Limitations and Future Directions

To determine when users engaged in exercise, this study investigated the time of day when adolescents met their mean MVPA. Some users probably do not accrue MVPA in extensive, continuous bouts of time; rather, they likely obtain MVPA over intermittent spans of time throughout the day [46]. For instance, a person may gain some MVPA walking to school in the morning, in gym class, and after school in sports practice. Therefore, users may engage in exercise multiple times throughout the day, and this study’s conceptualization of physical activity timing does not capture this pattern. Furthermore, the timing of obtaining a typical MVPA is likely to be earlier for individuals who typically accrue little-to-no MVPA compared with those who typically accrue more MVPA. Given that these results are averages across individuals, it is also important to acknowledge the potential inability to generalize this average physical activity timing profile to other samples and populations. In addition, interventions based on these results need to consider individual variability in physical activity timing based on their unique activity patterns. In other words, the decision points to improve exercise might differ between sedentary adolescents and active adolescents. For example, because sedentary adolescents might need more prompts to exercise or might have already obtained their typical levels of MVPA earlier in the day, decision points for a sedentary adolescent could occur more frequently, such as after prolonged bouts of sedentary time, whereas a more active adolescent might benefit from decision points at the times when they are usually physically active.

This study included participants recruited from different seasons of the year (eg, winter and summer), and although season may affect the timing of MVPA, by distributing data collection throughout the year, our findings are more generalizable than if they were taken from a single season. In this study, weekend days during the school year and weekdays during the summer were both classified as nonschool days, given that the lack of school during both these types of days could similarly affect the timing of activity. However, this study did not evaluate the seasonal effect of physical activity timing, which is a limitation of the study. In addition, work hours or other contexts that would constrain an adolescent’s ability to engage in MVPA were not assessed in the study. Future research should consider how these contexts would suppress one’s ability to exercise and ultimately affect their decision points.
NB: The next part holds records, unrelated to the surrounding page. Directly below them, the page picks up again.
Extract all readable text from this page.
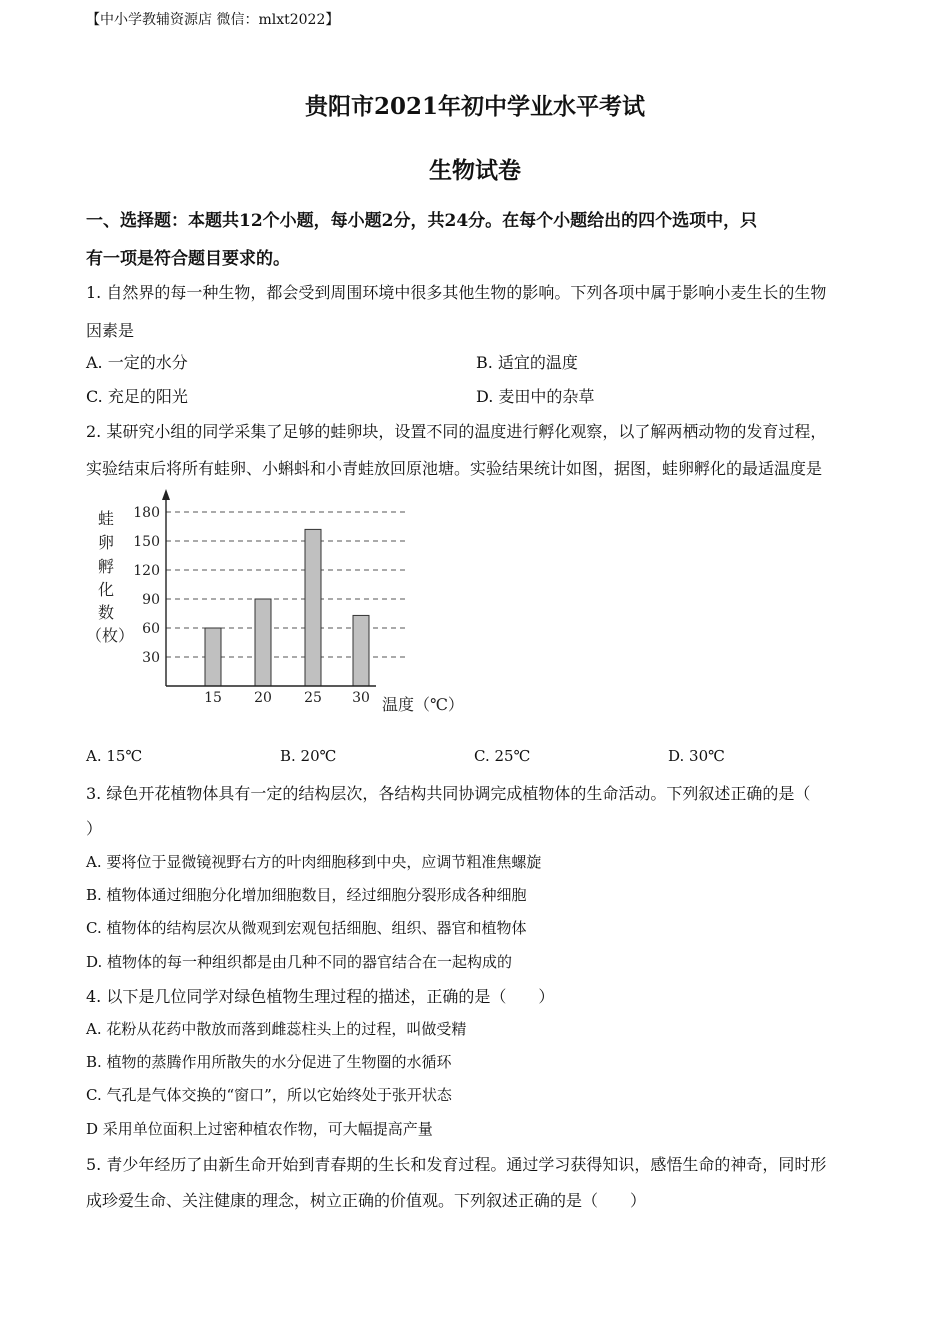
【中小学教辅资源店 微信：mlxt2022】
贵阳市2021年初中学业水平考试
生物试卷
一、选择题：本题共12个小题，每小题2分，共24分。在每个小题给出的四个选项中，只
有一项是符合题目要求的。
1. 自然界的每一种生物，都会受到周围环境中很多其他生物的影响。下列各项中属于影响小麦生长的生物
因素是
A. 一定的水分	B. 适宜的温度
C. 充足的阳光	D. 麦田中的杂草
2. 某研究小组的同学采集了足够的蛙卵块，设置不同的温度进行孵化观察，以了解两栖动物的发育过程，
实验结束后将所有蛙卵、小蝌蚪和小青蛙放回原池塘。实验结果统计如图，据图，蛙卵孵化的最适温度是
蛙
卵
孵
化
数
（枚）
30
60
90
120
150
180
15 20 25 30 温度（℃）
A. 15℃	B. 20℃	C. 25℃	D. 30℃
3. 绿色开花植物体具有一定的结构层次，各结构共同协调完成植物体的生命活动。下列叙述正确的是（
）
A. 要将位于显微镜视野右方的叶肉细胞移到中央，应调节粗准焦螺旋
B. 植物体通过细胞分化增加细胞数目，经过细胞分裂形成各种细胞
C. 植物体的结构层次从微观到宏观包括细胞、组织、器官和植物体
D. 植物体的每一种组织都是由几种不同的器官结合在一起构成的
4. 以下是几位同学对绿色植物生理过程的描述，正确的是（　　）
A. 花粉从花药中散放而落到雌蕊柱头上的过程，叫做受精
B. 植物的蒸腾作用所散失的水分促进了生物圈的水循环
C. 气孔是气体交换的“窗口”，所以它始终处于张开状态
D 采用单位面积上过密种植农作物，可大幅提高产量
5. 青少年经历了由新生命开始到青春期的生长和发育过程。通过学习获得知识，感悟生命的神奇，同时形
成珍爱生命、关注健康的理念，树立正确的价值观。下列叙述正确的是（　　）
Each of the moderators in aim 2 was analyzed independently of the others. In reality, these variables are not mutually exclusive and interact, such that there could have been unlimited interactions between these variables that moderated the most likely time of exercise. Future research should consider a more nuanced examination of how these moderators in tandem influence the timing of exercise to better optimize decision points for physical activity JITAIs across multiple contexts. Another limitation of the study is that it did not seek to determine which moderator of timing would be the most useful for adjusting decision points. Therefore, future research should investigate the experimental effects of tailoring decision points via different situational and contextual factors on improvements in physical activity.

Furthermore, it is possible that other variables might moderate the timing of exercise, including one’s built environment characteristics (eg, neighborhood walkability and access to recreational activities; [51-53]). For example, youths who actively transport (eg, biking and walking) themselves to and from school might engage in more MVPA during these windows. Moreover, the moderators evaluated in this study are mostly participant-level factors (except for the day of week). It is likely that time-varying or within-person factors also moderate typical MVPA attainment. Ultimately, this study demonstrates that it is possible to investigate how important correlates of physical activity moderate the timing of exercise. Future research should explore how additional variables, including time-varying factors, influence the timing of exercise. Such an approach would help identify dynamic receptive states to develop a truly just-in-time intervention that adapts to an individual’s changing internal and contextual state.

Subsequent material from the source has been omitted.